Prof. Christof von Kalle: Zum einen haben wir die Fläche in Deutschland noch nicht so überspannt, dass die Spitzenzentren für alle Patienten gleichermaßen leicht zu erreichen sind. Zum zweiten sind die zusätzlichen Aufwände, die die Spitzenzentren durch die Netzwerkarbeit haben, im Augenblick durch die Finanzierung in der Versorgung nicht dargestellt. Sie werden aus ganz unterschiedlichen Mitteln bedient, zum Teil auch aus anderen Bereichen übernommen oder querfinanziert. Das ist auf Dauer kein haltbarer Zustand. Die besonders gute Betreuung von Krebspatienten darf kein Zuschussgeschäft bleiben. Unser drittes großes Thema ist die Förderung klinischer Studien. Wir sind da in erster Linie auf die pharmazeutische Industrie oder verschiedene Einzelprogramme, z. B. des Bundes, angewiesen, die gelegentlich ausgeschrieben werden. Aber im Vergleich zu dem, was Großbritannien, Frankreich oder die USA da an systematischen Anstrengungen unternehmen, um klinische Studien zur Verbesserung der Krebstherapie auf die Beine zu stellen, sind wir noch — vorsichtig gesagt — schlank aufgestellt. Da brauchen wir aus der Forschungsförderung und aus dem Gesundheitswesen eine deutlich stärkere finanzielle Unterstützung.

„In einem lernenden System müssen die Behandlungsergebnisse und Daten untereinander ausgetauscht werden.“

Prof. Dr. Christof von Kalle Geschäftsführender Direktor des Nationalen Centrums für Tumorerkrankungen Heidelberg und Sprecher des Netzwerks

© Philip Benjamin

? Was verbirgt sich hinter der Idee eines lernenden Gesundheitssystems, die das Netzwerk zusammen mit Deutscher Krebshilfe und Deutscher Krebsgesellschaft anstrebt?

von Kalle: Wir wollen, dass die Behandlung jedes Patienten — zumindest von der Datenaufbereitung her — dazu herangezogen wird, die Behandlung nachfolgender Patienten zu verbessern. Dazu müssen wir ein lernendes Gesundheitssystem aufbauen, das in der Lage ist, aus den Behandlungsergebnissen der einzelnen Patienten Rückschlüsse zu ziehen. Aber wir sind in der Datenverarbeitung im Gesundheitssystem insgesamt und auch beim Thema Krebs auf dem Stand des 20. Jahrhunderts. Auch, was die klinischen Studien angeht, haben wir noch Nachholbedarf.
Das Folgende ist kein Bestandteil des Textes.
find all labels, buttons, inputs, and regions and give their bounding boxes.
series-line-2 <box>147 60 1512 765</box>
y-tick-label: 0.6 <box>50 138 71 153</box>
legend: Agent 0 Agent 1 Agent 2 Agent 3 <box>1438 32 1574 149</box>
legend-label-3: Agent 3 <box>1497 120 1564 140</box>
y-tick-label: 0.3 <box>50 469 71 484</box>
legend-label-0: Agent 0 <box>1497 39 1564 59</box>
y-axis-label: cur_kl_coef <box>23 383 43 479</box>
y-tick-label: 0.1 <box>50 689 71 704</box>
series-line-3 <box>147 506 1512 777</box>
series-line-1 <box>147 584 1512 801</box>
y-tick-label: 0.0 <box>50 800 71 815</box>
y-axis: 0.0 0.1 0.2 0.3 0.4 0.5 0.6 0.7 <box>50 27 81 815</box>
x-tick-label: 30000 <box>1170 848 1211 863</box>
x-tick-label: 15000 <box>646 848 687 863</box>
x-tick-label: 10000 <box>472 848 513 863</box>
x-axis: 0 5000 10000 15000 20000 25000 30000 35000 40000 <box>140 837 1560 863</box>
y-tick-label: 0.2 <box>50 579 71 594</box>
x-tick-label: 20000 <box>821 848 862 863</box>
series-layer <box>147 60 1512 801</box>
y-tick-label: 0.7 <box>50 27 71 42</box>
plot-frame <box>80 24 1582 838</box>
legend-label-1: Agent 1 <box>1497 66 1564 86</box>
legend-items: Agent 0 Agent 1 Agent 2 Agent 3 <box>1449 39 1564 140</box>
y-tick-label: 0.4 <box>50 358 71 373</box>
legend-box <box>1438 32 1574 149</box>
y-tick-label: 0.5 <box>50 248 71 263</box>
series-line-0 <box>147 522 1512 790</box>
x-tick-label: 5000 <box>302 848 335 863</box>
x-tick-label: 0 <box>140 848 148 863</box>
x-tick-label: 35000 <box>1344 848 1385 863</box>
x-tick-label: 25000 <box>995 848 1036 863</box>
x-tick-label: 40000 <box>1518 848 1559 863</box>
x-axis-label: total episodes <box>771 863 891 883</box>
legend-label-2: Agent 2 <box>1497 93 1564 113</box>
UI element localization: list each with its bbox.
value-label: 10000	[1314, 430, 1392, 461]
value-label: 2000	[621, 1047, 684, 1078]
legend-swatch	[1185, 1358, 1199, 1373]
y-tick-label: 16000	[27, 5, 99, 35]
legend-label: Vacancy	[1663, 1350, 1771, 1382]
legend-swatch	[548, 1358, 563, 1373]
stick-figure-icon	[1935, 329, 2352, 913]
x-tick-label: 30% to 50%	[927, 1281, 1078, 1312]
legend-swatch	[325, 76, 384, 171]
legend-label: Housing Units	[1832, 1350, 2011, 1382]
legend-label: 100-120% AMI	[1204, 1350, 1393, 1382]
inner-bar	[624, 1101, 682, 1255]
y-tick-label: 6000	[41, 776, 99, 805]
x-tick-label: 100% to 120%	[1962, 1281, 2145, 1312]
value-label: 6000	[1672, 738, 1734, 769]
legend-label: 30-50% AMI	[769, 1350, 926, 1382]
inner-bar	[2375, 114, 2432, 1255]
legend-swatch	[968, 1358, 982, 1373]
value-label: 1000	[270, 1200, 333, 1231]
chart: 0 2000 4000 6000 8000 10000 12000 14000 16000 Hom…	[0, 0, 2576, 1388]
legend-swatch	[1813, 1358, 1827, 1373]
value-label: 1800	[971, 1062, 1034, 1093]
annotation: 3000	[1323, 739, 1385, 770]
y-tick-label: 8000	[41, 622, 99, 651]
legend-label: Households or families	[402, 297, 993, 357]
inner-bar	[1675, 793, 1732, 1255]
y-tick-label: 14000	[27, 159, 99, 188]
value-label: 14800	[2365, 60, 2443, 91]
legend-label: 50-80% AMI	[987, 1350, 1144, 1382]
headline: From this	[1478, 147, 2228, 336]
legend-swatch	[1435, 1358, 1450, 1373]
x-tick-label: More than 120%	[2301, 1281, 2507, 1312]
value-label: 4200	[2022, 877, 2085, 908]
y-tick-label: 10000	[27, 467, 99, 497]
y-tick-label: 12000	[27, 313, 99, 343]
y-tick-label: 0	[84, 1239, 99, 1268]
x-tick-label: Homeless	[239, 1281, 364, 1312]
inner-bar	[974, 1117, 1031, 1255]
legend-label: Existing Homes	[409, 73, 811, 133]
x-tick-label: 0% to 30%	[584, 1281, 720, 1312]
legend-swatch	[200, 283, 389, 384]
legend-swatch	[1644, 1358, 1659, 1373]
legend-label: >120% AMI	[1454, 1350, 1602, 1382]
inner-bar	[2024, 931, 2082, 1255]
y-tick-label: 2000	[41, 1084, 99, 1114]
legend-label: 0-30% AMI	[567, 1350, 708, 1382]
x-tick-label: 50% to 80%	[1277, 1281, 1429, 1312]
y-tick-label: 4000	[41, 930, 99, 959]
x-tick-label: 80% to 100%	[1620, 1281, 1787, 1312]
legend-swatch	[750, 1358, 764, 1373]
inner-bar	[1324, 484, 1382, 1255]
Wichtig ist die Interaktion zwischen allen Akteuren der Krebsversorgung. In einem lernenden System müssen die Behandlungsergebnisse und Daten untereinander ausgetauscht werden, damit wir besser verstehen lernen, was gerade mit dem einzelnen Patient passiert, was mit ihm schon passiert ist und was mit ihm in Zukunft besser passieren sollte.